Connecticut lawmakers move to cut funding for Trump’s immigration order

January 31, 2017 GMT

Connecticut’s congressional delegation is trying to take away the spending power of President Donald Trump to carry out his contentious executive order barring immigrants from seven Muslim-majority nations.

All seven Democrats have signed on to legislation seeking to block the program from taking effect, with Chris Murphy the lead author of the Senate version of the bill opposing Trump’s signature action. Its co-sponsors include Murphy’s Senate colleague, Richard Blumenthal.

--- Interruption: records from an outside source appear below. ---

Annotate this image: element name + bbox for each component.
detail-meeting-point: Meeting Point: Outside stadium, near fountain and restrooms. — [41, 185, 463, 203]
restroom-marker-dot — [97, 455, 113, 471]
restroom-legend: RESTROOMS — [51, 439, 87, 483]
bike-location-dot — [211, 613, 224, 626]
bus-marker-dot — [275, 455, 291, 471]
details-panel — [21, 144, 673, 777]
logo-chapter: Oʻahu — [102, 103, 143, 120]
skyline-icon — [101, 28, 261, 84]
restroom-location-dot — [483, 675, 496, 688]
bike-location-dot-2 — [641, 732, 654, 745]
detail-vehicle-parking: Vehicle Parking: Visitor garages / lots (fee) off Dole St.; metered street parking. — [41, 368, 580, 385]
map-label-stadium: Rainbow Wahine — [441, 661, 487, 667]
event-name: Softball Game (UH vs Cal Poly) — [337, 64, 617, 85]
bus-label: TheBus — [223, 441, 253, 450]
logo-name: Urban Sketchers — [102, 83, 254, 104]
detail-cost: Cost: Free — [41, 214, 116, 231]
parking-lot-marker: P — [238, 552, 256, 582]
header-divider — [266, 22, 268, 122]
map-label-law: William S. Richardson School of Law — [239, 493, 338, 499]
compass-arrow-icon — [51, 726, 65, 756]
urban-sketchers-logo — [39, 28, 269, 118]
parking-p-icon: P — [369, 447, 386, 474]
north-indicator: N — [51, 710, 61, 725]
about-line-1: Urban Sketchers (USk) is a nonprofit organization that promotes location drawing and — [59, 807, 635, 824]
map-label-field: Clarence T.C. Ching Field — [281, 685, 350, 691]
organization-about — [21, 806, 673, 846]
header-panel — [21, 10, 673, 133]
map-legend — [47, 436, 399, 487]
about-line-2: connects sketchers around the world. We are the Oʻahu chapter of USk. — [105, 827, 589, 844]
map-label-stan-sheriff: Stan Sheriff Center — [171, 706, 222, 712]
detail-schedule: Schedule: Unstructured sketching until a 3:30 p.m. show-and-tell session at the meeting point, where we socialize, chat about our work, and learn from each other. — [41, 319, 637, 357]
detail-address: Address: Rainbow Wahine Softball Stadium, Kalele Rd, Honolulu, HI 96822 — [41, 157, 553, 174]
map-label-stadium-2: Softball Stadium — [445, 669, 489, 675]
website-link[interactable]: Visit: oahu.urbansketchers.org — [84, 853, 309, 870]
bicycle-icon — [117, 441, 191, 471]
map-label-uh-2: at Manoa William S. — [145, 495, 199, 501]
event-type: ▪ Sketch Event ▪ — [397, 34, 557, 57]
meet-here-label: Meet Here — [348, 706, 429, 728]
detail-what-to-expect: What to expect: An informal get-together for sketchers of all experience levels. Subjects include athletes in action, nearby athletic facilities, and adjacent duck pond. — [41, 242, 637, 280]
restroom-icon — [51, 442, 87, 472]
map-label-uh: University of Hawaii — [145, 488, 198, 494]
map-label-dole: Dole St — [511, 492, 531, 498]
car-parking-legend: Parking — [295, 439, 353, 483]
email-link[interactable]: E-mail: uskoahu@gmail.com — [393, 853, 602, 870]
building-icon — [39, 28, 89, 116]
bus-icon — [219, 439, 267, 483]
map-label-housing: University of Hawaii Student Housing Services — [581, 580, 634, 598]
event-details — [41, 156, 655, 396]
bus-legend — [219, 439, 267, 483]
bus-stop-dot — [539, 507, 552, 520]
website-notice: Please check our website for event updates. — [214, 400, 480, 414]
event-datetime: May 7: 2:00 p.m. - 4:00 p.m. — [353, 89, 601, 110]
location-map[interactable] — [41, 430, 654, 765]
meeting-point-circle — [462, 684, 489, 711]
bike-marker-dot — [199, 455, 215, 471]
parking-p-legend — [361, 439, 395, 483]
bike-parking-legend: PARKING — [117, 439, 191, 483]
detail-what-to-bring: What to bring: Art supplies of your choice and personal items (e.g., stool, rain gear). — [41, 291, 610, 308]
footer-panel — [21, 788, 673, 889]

Murphy said Tuesday that the ban is not only illegal, but it gives terrorists a recruiting tool to bolster their false narrative that the U.S. is anti-Muslim. He characterized the restriction as a death sentence for refugees from the countries on the list.

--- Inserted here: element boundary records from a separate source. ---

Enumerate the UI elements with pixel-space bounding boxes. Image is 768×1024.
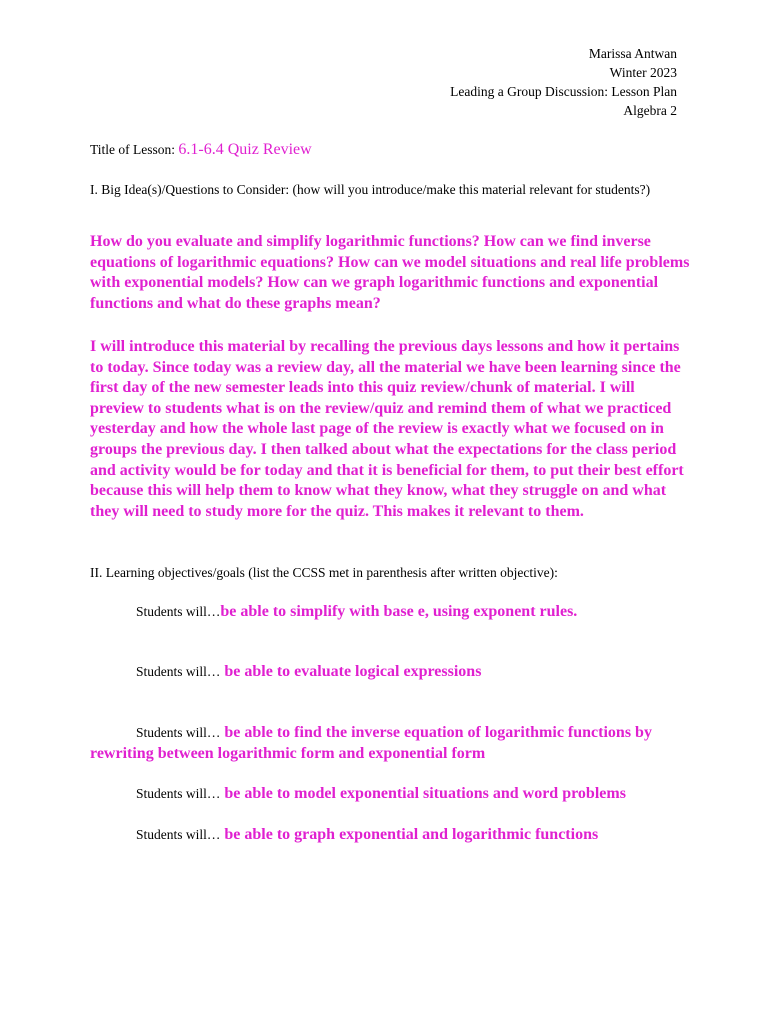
objective-text: be able to find the inverse equation of logarithmic functions by rewriting between logarithmic form and exponential form: [90, 724, 652, 762]
term: Winter 2023: [609, 65, 677, 80]
objective-text: be able to simplify with base e, using exponent rules.: [220, 603, 578, 620]
objective-item: [90, 824, 690, 845]
objective-lead: Students will…: [136, 664, 221, 679]
objective-item: [90, 722, 690, 764]
lesson-title-line: [90, 141, 312, 159]
lesson-title-label: Title of Lesson:: [90, 142, 176, 157]
introduction-paragraph: I will introduce this material by recalling the previous days lessons and how it pertains to today. Since today was a review day, all the material we have been learning since the first day of the new semester leads into this quiz review/chunk of material. I will preview to students what is on the review/quiz and remind them of what we practiced yesterday and how the whole last page of the review is exactly what we focused on in groups the previous day. I then talked about what the expectations for the class period and activity would be for today and that it is beneficial for them, to put their best effort because this will help them to know what they know, what they struggle on and what they will need to study more for the quiz. This makes it relevant to them.: [90, 338, 684, 520]
objective-lead: Students will…: [136, 725, 221, 740]
author-name: Marissa Antwan: [588, 46, 677, 61]
objective-text: be able to graph exponential and logarithmic functions: [220, 826, 599, 843]
document-header: [450, 44, 677, 120]
objective-item: [90, 783, 690, 804]
section1-heading: I. Big Idea(s)/Questions to Consider: (how will you introduce/make this material relevant for students?): [90, 182, 651, 197]
objective-item: [90, 601, 690, 622]
objective-text: be able to model exponential situations and word problems: [220, 785, 626, 802]
assignment-title: Leading a Group Discussion: Lesson Plan: [450, 84, 677, 99]
objective-lead: Students will…: [136, 827, 221, 842]
big-idea-questions: How do you evaluate and simplify logarithmic functions? How can we find inverse equations of logarithmic equations? How can we model situations and real life problems with exponential models? How can we graph logarithmic functions and exponential functions and what do these graphs mean?: [90, 233, 690, 312]
objective-text: be able to evaluate logical expressions: [220, 663, 482, 680]
lesson-title-value: 6.1-6.4 Quiz Review: [178, 141, 312, 158]
course-name: Algebra 2: [623, 103, 677, 118]
objective-lead: Students will…: [136, 786, 221, 801]
section2-heading: II. Learning objectives/goals (list the CCSS met in parenthesis after written objective):: [90, 565, 558, 580]
objective-lead: Students will…: [136, 604, 221, 619]
objective-item: [90, 661, 690, 682]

“So our policy now is to bomb Yemen, bomb Iraq, bomb Syria, creating a humanitarian disaster and then locking civilians inside to die,” Murphy said in an interview. “That’s a moral abomination.”

The pushback from Democrats, who are in the minority in both the Senate and House, follows a turbulent weekend of protests at airports across the nation over Trump’s executive order. Murphy has been trying to help reunite a Milford resident from Syria with his wife and two daughters, who were granted refugee status but grounded in the Ukraine over the weekend after Trump’s executive order was signed.

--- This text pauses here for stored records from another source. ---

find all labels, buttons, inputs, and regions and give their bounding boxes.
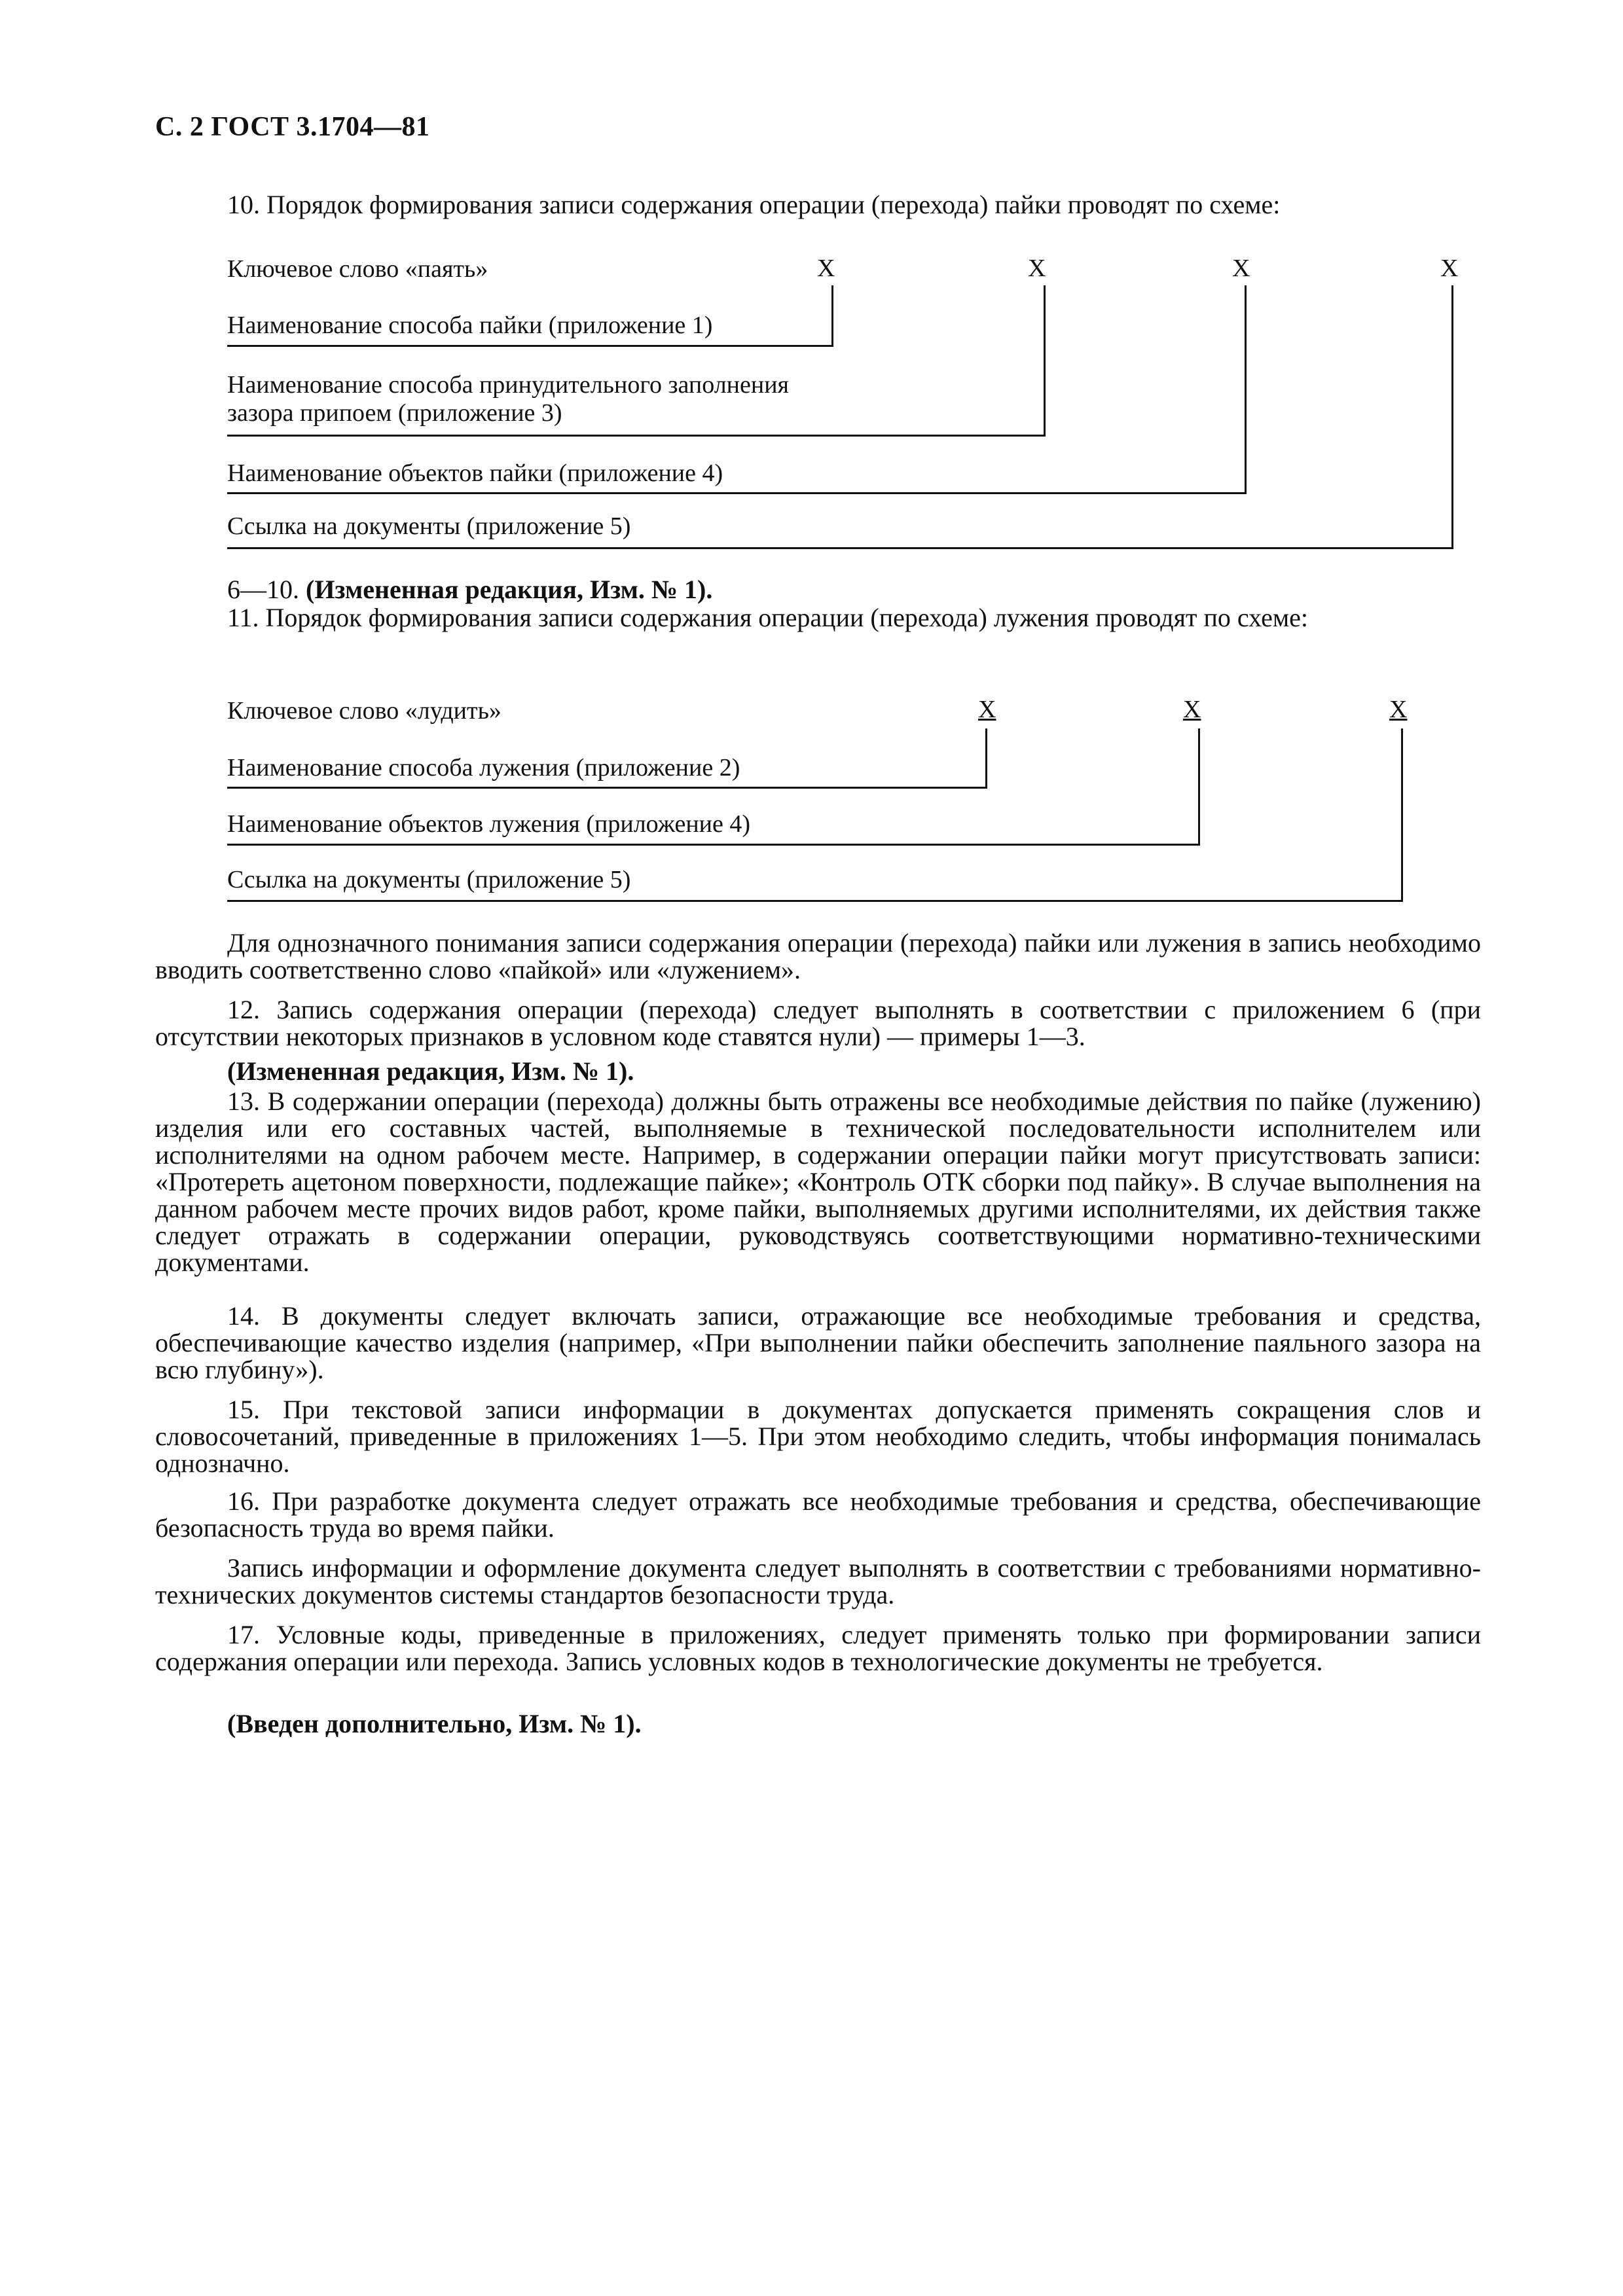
scheme2-mark-2: X xyxy=(1183,696,1201,723)
scheme1-line-3 xyxy=(227,492,1247,494)
scheme2-row-objects: Наименование объектов лужения (приложение 4) xyxy=(227,810,751,838)
scheme1-line-2 xyxy=(227,435,1046,437)
amendment-17: (Введен дополнительно, Изм. № 1). xyxy=(227,1709,642,1738)
paragraph-15: 15. При текстовой записи информации в документах допускается применять сокращения слов и словосочетаний, приведенные в приложениях 1—5. При этом необходимо следить, чтобы информация понималась однозначно. xyxy=(155,1395,1481,1478)
scheme1-mark-1: X xyxy=(817,255,835,282)
scheme1-row-method: Наименование способа пайки (приложение 1) xyxy=(227,312,713,339)
scheme2-row-documents: Ссылка на документы (приложение 5) xyxy=(227,866,631,893)
scheme2-line-2 xyxy=(227,844,1200,846)
paragraph-14: 14. В документы следует включать записи, отражающие все необходимые требования и средства, обеспечивающие качество изделия (например, «При выполнении пайки обеспечить заполнение паяльного зазора на всю глубину»). xyxy=(155,1301,1481,1384)
scheme1-mark-3: X xyxy=(1232,255,1250,282)
scheme1-row-documents: Ссылка на документы (приложение 5) xyxy=(227,512,631,540)
paragraph-11: 11. Порядок формирования записи содержания операции (перехода) лужения проводят по схеме: xyxy=(227,603,1309,632)
scheme1-connector-4 xyxy=(1451,285,1453,549)
scheme1-connector-1 xyxy=(831,285,833,347)
paragraph-16-continued: Запись информации и оформление документа следует выполнять в соответствии с требованиями нормативно-технических документов системы стандартов безопасности труда. xyxy=(155,1553,1481,1609)
scheme1-connector-3 xyxy=(1245,285,1247,494)
scheme2-line-3 xyxy=(227,900,1403,902)
scheme1-row-fill-method-2: зазора припоем (приложение 3) xyxy=(227,399,562,427)
amendment-6-10-prefix: 6—10. xyxy=(227,575,299,604)
paragraph-16: 16. При разработке документа следует отражать все необходимые требования и средства, обеспечивающие безопасность труда во время пайки. xyxy=(155,1486,1481,1543)
amendment-12: (Измененная редакция, Изм. № 1). xyxy=(227,1056,634,1086)
scheme1-line-1 xyxy=(227,345,833,347)
scheme2-connector-1 xyxy=(985,728,987,789)
scheme2-connector-3 xyxy=(1401,728,1403,902)
scheme2-mark-3: X xyxy=(1389,696,1408,723)
scheme2-line-1 xyxy=(227,787,987,789)
page-header: С. 2 ГОСТ 3.1704—81 xyxy=(155,112,430,142)
amendment-6-10-note: (Измененная редакция, Изм. № 1). xyxy=(306,575,713,604)
amendment-6-10 xyxy=(227,574,712,605)
paragraph-13: 13. В содержании операции (перехода) должны быть отражены все необходимые действия по пайке (лужению) изделия или его составных частей, выполняемые в технической последовательности исполнителем или исполнителями на одном рабочем месте. Например, в содержании операции пайки могут присутствовать записи: «Протереть ацетоном поверхности, подлежащие пайке»; «Контроль ОТК сборки под пайку». В случае выполнения на данном рабочем месте прочих видов работ, кроме пайки, выполняемых другими исполнителями, их действия также следует отражать в содержании операции, руководствуясь соответствующими нормативно-техническими документами. xyxy=(155,1086,1481,1277)
paragraph-12: 12. Запись содержания операции (перехода) следует выполнять в соответствии с приложением 6 (при отсутствии некоторых признаков в условном коде ставятся нули) — примеры 1—3. xyxy=(155,995,1481,1051)
scheme1-mark-4: X xyxy=(1440,255,1459,282)
scheme2-keyword: Ключевое слово «лудить» xyxy=(227,697,501,725)
scheme1-keyword: Ключевое слово «паять» xyxy=(227,255,488,283)
scheme2-mark-1: X xyxy=(978,696,996,723)
scheme1-line-4 xyxy=(227,547,1453,549)
scheme2-row-method: Наименование способа лужения (приложение 2) xyxy=(227,754,740,781)
scheme1-row-fill-method-1: Наименование способа принудительного заполнения xyxy=(227,371,790,399)
paragraph-intro: Для однозначного понимания записи содержания операции (перехода) пайки или лужения в запись необходимо вводить соответственно слово «пайкой» или «лужением». xyxy=(155,928,1481,984)
scheme1-connector-2 xyxy=(1044,285,1046,437)
paragraph-17: 17. Условные коды, приведенные в приложениях, следует применять только при формировании записи содержания операции или перехода. Запись условных кодов в технологические документы не требуется. xyxy=(155,1620,1481,1676)
paragraph-10: 10. Порядок формирования записи содержания операции (перехода) пайки проводят по схеме: xyxy=(227,190,1281,219)
scheme1-mark-2: X xyxy=(1028,255,1046,282)
scheme2-connector-2 xyxy=(1198,728,1200,846)
scheme1-row-objects: Наименование объектов пайки (приложение 4) xyxy=(227,459,723,487)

A request for comment was left Tuesday with the Trump administration, and with Senate Majority Leader Mitch McConnell, R-Ky.

State GOP Chairman J.R. Romano said Democrats are guilty of what they accused the Republicans of during the presidency of Barack Obama — obstruction.

“What they’re interested in is trying to embarrass and disrupt the Trump presidency, and it’s not working,” Romano said. “They lost the election and they cannot accept it and they’re going to do everything necessary to undermine the democratic process.”

In the House, Connecticut’s five representatives co-sponsored the Statue of Liberty Values (SOLVE) Act of 2017, which would defund Trump’s immigration ban.

“Now is the time to stand up against this madness,” Rep. Jim Himes, D-Conn., said Monday in a speech on the House floor.

Over the weekend, Himes was asked by Yale physicians to intervene in the case of a ophthalmology resident and green card holder from Syria who was detained while returning from a humanitarian mission in the Bahamas. The doctor was eventually allowed to return to the U.S., but his case highlighted one of the more controversial aspects of the order — it did not distinguish between green card holders and other immigrants from the seven Muslim-majority nations.

House Speaker Paul Ryan, R-Wis., blocked Democrats’ attempt to bring the SOLVE Act up for a debate, saying at a news conference Tuesday that Trump is delivering on his campaign promise to secure the border.

“What the president has asked us to focus on, and something that we completely agree on, something we ran on, is we’ve got to secure our border,” Ryan said. “We have security concerns, given this age of terrorism, given the fact that we have drugs coming across our border, we have an opioid problem. There are lots of reasons why our focus first and foremost is on border security.”